O artista santa-cruzense Plinio Rigon anda de bicicleta em Milão, na Itália

André Fleury Moraes
Da Reportagem Local

Se Plínio Rigon, o artista plástico, dramaturgo e escritor santa-cruzense que está na Itália desde 2014, viveu dias de pânico em meados de março, quando o coronavírus lotava as Unidades de Terapia Intensiva do país aonde foi morar para reencontrar suas origens familiares, hoje a situação é um pouco diferente.

Na visão de Plinio, “a Itália voltou a ter vida, alegria e esperança”. Mas viver no país europeu ainda exige preocupação: o vírus ainda circula na península, onde seis pessoas morreram na última quinta-feira, 13.

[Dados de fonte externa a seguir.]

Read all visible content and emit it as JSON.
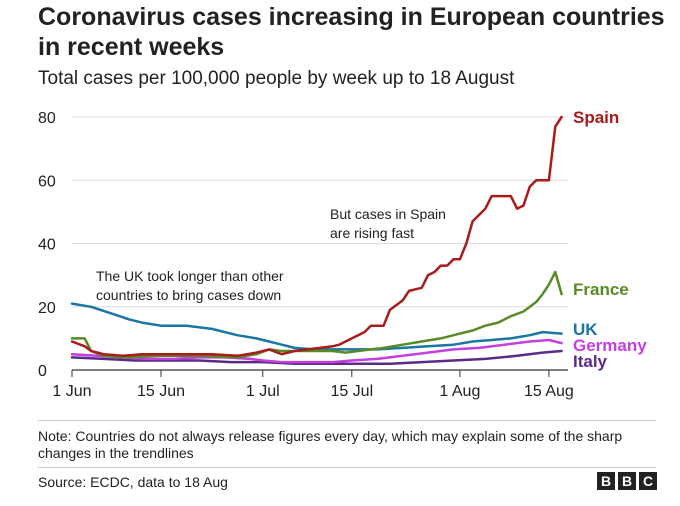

Mas já não há militares nas ruas e nem o lockdown decretado. “Tudo está sendo retomado, mas muito devagar”, conta. Nas ruas é possível encontrar pessoas com e sem máscara. Ainda assim, porém, permanecem alguns hábitos adotados no auge da pandemia no país. “Algumas pessoas atravessam a rua para não passar ao seu lado. É o medo que ainda toma conta dos italianos”, relata.

As escolas retomarão as aulas no próximo dia 14, mas as consequências ainda são incertas. “Ninguém sabe o que vai dar”, conta Plinio. Segundo o santa-cruzense, a maioria dos infectados na Itália são, hoje, os jovens, que frequentam baladas ao ar livre, mas desprovidos de máscaras.

Na emissora estatal RAI, por exemplo, o governo italiano tem anunciado com frequência campanhas para incentivar o uso de máscaras. “Se você, jovem, pega o vírus, pode não sentir. Mas você leva para seus pais, seus avós”, diz um dos recados.

Agosto é o mês em que os italianos fecham as lojas e vão para a praia ou a regiões montanhosas. De fato, alguns foram. Mas há lojistas e empresários que seguem trabalhando. “Tudo está em liquidação”, conta Plinio.

O país não sofreu grande impacto financeiro por duas razões. A primeira delas, diz Rigon, é que o governo concedeu uma ajuda a toda a população. Em segundo lugar há o fato de que todos fazem economias ao longo dos anos. “Então deu para segurar as pontas”, afirma o artista.

Apesar de a Itália viver um relaxamento internamente, ainda há um controle rígido nas fronteiras e nos aeroportos. Se alguma pessoa apresentar alta temperatura corporal, por exemplo, deve ficar isolada durante 14 dias.

O turismo, uma das principais fontes de renda da Itália, deixou a desejar neste ano. Com voos suspensos, o governo também tem tomado medidas para fortalecer trabalhadores que vivem disto. “Você vai à praia, por exemplo, e reserva um hotel por três dias. Um deles você paga. O outro, recebe de graça. E o terceiro quem paga é o governo local, como a prefeitura”, explica Plinio.

Ele esteve em Milão na última semana. Mas a histórica cidade italiana se encontrava vazia. “É a Itália se reencontrando com a Itália”. A retomada, segundo o santa-cruzense, está sendo difícil.

Plinio não crê, no entanto, que o mundo passará por grandes mudanças mesmo depois de uma vacina. “O que vai persistir, imagino, é o medo, o receio”, conta.

O artista voltou a receber amigos em casa depois de um longo período confinado. “Plinio, devo usar máscaras?”, perguntam em sinal de respeito – que se tornou comum na península. Nas praias, uma distância separa os guarda-sóis.

O que assustou a Itália, diz Plinio, foram as imagens veiculadas nas redes sociais e na imprensa internacional dos caixões sendo levados em caminhões lotados. “A morte chegou perto. E assustou a todos”, diz.

Sua produção artística e literária, por ora, está parada. Mas ele pretende voltar a escrever assim que possível. Professor de teatro, já planeja novas peças também.